Trusted sources need their new music opinions and critiques funneled into a system where they can truly help filter a few great choices each week or month for timely consideration by the casual listener to decide if particular new music deserves a place in their listening mainstream. Overwhelming tyranny of choice has all but destroyed the casual listening audience’s ability to discover and champion new mainstream music. Contemporary hit, rhythmic and pop radio with half their former reach continue to be the major platforms for breaking new music almost solely fed to them by what’s left of the major label music machine.
Sirius, Music Choice, Pandora, Spotify, Rhapsody, Rdio, Deezer and Beats have never been in the mainstream new music discovery business. YouTube is more of a freak of nature than a viable music discovery system when the occasional music video or particular artist goes viral and breaks into the mainstream. Some labels woefully appear to pin their hopes on Twitter analytics providing them with real time trending artist data from which they can discover the next “big” thing. The human element seems to be disappearing more and more from the A&R process every day. Analytics can be a useful guide but will never be able to replace a “human ear” assessment of new music or find great new songs that have no real traction on the Internet.
Only a few companies like Red Bull, Toyota and Mountain Dew have made corporate dollars available for artist development and unfortunately have met with little major success. The idea of providing the unknown artist with a national platform brands these companies as “cool” in the eyes of artists and their die hard remaining 20% of music listeners. When Internet based viable music discovery concepts come calling for support, enlightened corporations should immediately pony up sponsorship dollars.

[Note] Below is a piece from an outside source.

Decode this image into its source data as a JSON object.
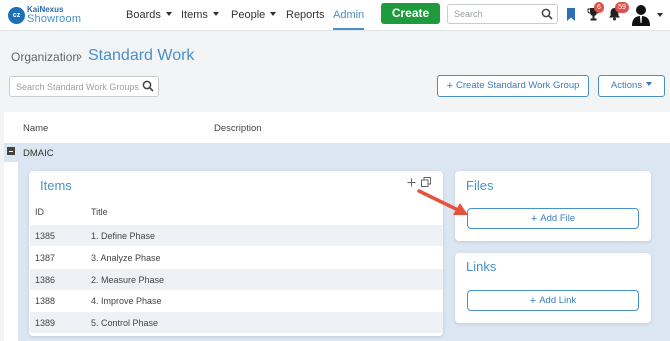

Major, record, artist management and rights holding companies all of whom are staring “the innovators dilemma” squarely in the face need to aggressively start funding disruptive music business platforms. They waste millions every year on music with little profit potential. They should take some of these millions and fund any project that if successful will destroy their future lest they suffer the same fate as companies like Kodak, Xerox, Skytel and Blackberry. They should embrace the brave new music business world and finance it instead of looking for ways to minimize it at every turn.
Imagine if all of these major music industry factions could be combined into one orderly platform serving their best interests as well as those of unknown artists trying to break through and the mass of casual music listeners needing fewer quality music selections to choose from. If this were to happen the music world as we know it and the music business in it would be forever changed and finding the holy grail for the music business would no longer be necessary.